The joy of a movie like this is the vast array of characters which get to populate the town and inn. Almost immediately after Finn arrives, Cecily takes him on a tour of the town which introduces all of the major players in the film. It’s a rapid-fire series of sketches, many of which provide potential clues and portents for what will come during Werewolves Within‘s final act.
Many of the actors in the film have ensemble or sketch backgrounds, which allow them to demonstrate split-second timing during the many scenes wherein the back-and-forth goes a mile-a-minute. Harvey Guillén has come to prominence for his role of Guillermo on What We Do in the Shadows, Cheyenne Jackson has appeared in several seasons of American Horror Story, Michaela Watkins was a one-year cast member of Saturday Night Live, Richardson has worked with Tim Robinson on both Detroiters and I Think You Should Leave, and Catherine Curtin was on Orange Is the New Black. These are all folks who know how to play off one another and really elevate the whole of the film.
That said, Richardson and Vayntrub get the majority of the screen time, and the hinted possibility of a potential relationship between the two of them is played for maximum anxiety and comedic potential, which offers an interesting contrast to the anxiety and horror of the creature wreaking havoc within the isolated mountain town.
Now, the plot – a small town in the winter is beset by a beats which may or may not be a werewolf, with an array of character actors in excellent roles – might remind some genre fans of last year’s Jim Cummings-directed film, The Wolf of Snow Hollow. While both movies might share a basic premise, Werewolves Within is definitely more of a straight horror comedy, a la Tucker & Dale vs. Evil or The Monster Squad, whereas The Wolf of Snow Hollow was more of a dramatic horror film with some comedic elements. While Cummings’ movie got a little dark here and there, Ruben’s leans into the laughs whenever possible.
Thanks to enough red herrings to stock a fish pond, the viewer is kept constantly guessing as to whether the creature is human or lycanthropic in nature. Almost every character has the potential to be the perpetrator, with the proposed pipeline only one of the many issues creating grievances between each and every member of this small community. As Cecily says to Finn during their tour, “Welcome to Beaverfield. It’s a freak show.”
While I’m always a sucker for horror comedies in general, the reason Werewolves Within works so well is due to the fact that it works in both broad and intensely-dry comedy. The number of asides – be they muttered, whispered, or otherwise quietly delivered – is too high to count, but there are also pratfalls, splatstick, and the sound of Finn repeatedly yelling, “Balls!” as he drives into town.
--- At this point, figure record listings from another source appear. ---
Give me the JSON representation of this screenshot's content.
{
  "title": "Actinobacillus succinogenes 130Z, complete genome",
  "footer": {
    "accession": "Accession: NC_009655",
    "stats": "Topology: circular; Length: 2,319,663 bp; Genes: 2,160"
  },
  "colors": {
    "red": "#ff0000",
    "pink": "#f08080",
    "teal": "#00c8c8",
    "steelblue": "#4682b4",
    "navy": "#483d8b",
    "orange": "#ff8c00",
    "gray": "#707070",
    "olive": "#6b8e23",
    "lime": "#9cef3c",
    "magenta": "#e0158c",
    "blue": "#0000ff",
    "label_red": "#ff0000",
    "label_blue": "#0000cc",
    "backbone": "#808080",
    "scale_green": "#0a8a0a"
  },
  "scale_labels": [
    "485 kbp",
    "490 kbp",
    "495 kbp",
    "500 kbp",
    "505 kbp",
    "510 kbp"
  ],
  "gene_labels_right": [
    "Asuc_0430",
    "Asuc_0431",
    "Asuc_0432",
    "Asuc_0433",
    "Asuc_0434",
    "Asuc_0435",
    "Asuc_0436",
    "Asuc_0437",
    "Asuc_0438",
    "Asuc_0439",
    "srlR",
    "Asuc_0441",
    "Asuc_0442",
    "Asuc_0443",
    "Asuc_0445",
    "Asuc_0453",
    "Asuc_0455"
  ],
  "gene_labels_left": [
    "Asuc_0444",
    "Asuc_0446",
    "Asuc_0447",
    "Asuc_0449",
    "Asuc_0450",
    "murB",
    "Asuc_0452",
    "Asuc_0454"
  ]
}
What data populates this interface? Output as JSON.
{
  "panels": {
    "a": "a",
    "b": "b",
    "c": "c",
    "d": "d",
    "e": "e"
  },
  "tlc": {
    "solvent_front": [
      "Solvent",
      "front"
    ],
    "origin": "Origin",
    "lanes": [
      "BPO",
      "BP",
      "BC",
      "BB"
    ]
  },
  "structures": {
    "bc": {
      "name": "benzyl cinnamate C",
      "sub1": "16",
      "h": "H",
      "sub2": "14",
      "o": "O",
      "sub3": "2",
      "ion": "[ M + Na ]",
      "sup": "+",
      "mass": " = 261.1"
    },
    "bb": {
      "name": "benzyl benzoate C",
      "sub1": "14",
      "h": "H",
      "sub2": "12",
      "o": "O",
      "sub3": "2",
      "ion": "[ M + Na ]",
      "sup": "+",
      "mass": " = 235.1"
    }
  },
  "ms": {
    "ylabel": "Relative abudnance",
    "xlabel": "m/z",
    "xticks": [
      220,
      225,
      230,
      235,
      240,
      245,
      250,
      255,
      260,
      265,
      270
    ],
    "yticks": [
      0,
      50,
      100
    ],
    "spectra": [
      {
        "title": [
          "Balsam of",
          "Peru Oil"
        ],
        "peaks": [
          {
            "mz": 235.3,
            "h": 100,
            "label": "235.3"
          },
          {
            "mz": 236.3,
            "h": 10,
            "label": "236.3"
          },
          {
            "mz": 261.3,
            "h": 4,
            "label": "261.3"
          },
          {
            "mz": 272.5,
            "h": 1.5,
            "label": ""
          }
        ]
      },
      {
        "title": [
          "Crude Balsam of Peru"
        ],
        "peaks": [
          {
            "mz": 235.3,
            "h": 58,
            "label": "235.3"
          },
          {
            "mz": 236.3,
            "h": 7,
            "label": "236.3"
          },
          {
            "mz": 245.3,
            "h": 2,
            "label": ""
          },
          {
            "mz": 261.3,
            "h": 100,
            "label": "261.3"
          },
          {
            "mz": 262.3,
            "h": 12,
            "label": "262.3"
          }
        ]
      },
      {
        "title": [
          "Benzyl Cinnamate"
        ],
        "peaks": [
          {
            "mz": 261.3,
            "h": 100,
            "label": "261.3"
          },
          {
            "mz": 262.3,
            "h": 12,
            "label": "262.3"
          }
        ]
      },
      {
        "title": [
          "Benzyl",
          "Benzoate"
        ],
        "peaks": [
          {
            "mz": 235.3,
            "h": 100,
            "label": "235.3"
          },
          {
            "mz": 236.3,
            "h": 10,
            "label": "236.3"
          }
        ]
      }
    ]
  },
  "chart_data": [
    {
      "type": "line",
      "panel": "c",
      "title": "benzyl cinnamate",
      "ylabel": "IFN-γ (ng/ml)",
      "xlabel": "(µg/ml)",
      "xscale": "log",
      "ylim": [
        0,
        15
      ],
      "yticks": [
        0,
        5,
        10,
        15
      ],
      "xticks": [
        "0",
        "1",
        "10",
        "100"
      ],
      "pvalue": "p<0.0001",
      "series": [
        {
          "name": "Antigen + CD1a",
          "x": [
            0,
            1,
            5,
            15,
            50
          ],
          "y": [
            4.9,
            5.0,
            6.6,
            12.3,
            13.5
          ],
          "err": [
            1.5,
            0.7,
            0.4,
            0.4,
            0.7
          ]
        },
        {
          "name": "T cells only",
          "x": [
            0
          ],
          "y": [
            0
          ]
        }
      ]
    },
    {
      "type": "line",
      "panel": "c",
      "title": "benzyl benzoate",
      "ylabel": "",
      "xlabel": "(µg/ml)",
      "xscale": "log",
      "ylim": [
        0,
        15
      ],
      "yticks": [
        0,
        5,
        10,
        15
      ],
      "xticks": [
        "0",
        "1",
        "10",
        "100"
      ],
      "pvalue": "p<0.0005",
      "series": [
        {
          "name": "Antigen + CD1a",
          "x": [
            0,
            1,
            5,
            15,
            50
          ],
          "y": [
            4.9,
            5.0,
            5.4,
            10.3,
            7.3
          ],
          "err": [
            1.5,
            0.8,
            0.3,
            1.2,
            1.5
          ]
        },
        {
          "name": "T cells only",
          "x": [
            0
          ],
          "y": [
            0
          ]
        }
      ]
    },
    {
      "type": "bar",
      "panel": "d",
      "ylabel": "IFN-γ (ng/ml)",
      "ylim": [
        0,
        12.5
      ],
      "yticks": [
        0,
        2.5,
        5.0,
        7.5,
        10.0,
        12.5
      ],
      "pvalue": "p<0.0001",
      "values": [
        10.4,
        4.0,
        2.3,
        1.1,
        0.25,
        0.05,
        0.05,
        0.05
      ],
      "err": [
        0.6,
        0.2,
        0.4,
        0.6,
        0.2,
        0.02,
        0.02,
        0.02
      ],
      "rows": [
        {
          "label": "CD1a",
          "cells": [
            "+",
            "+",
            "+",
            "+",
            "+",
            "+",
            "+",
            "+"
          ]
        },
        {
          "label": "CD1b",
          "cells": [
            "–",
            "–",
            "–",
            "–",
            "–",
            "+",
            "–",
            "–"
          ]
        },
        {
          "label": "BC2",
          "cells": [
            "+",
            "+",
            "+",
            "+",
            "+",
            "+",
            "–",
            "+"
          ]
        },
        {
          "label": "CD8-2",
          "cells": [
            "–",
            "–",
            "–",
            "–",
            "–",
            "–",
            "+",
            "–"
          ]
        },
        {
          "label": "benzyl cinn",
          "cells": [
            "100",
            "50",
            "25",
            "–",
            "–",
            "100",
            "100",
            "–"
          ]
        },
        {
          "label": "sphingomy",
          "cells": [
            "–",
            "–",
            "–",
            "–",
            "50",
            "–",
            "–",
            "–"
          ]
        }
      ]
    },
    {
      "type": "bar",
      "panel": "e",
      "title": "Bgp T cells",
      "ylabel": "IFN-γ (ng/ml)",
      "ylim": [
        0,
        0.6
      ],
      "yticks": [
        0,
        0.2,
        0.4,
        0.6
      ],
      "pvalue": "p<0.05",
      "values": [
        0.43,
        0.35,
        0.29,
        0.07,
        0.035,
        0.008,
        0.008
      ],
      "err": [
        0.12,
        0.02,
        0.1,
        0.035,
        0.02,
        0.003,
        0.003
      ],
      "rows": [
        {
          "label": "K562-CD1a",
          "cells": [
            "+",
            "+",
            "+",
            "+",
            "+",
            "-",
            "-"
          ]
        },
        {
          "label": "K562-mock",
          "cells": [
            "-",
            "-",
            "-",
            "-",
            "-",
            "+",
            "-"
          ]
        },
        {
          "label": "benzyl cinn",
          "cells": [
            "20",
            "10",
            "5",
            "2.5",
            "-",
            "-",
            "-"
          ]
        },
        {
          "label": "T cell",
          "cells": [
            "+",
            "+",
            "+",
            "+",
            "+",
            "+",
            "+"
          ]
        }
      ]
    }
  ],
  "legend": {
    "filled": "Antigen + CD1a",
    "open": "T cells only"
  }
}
It contains multitudes, and I love it for that.
Granted, at times Wolff’s script and Ruben’s direction feel a bit scattershot, attempting to go in too many directions and give too much screen time to everyone involved. The more characters, the more opportunities for misdirection and oddball relationships – Michael Chernus’ Pete Anderton and his sexual peccadilloes offer myriad hilarious-yet-creepy reasons within just one character – and that’s super, but with the exception of Finn and Cecily, all of Beaverfield’s other residents and visitors exist mainly as gags. Given that the gags are usually pretty funny, that’s mostly fine, but some viewers might find Werewolves Within packed a little too heavily.
In the end, though, Josh Ruben’s direction and Mishna Wolff’s script, as well as utterly charming and witty performances from the entire cast, leave Werewolves Within as a horror comedy which has just enough bite.
Werewolves Within is out this Friday, June 25, in select theaters, and available to rent on Friday, July 2.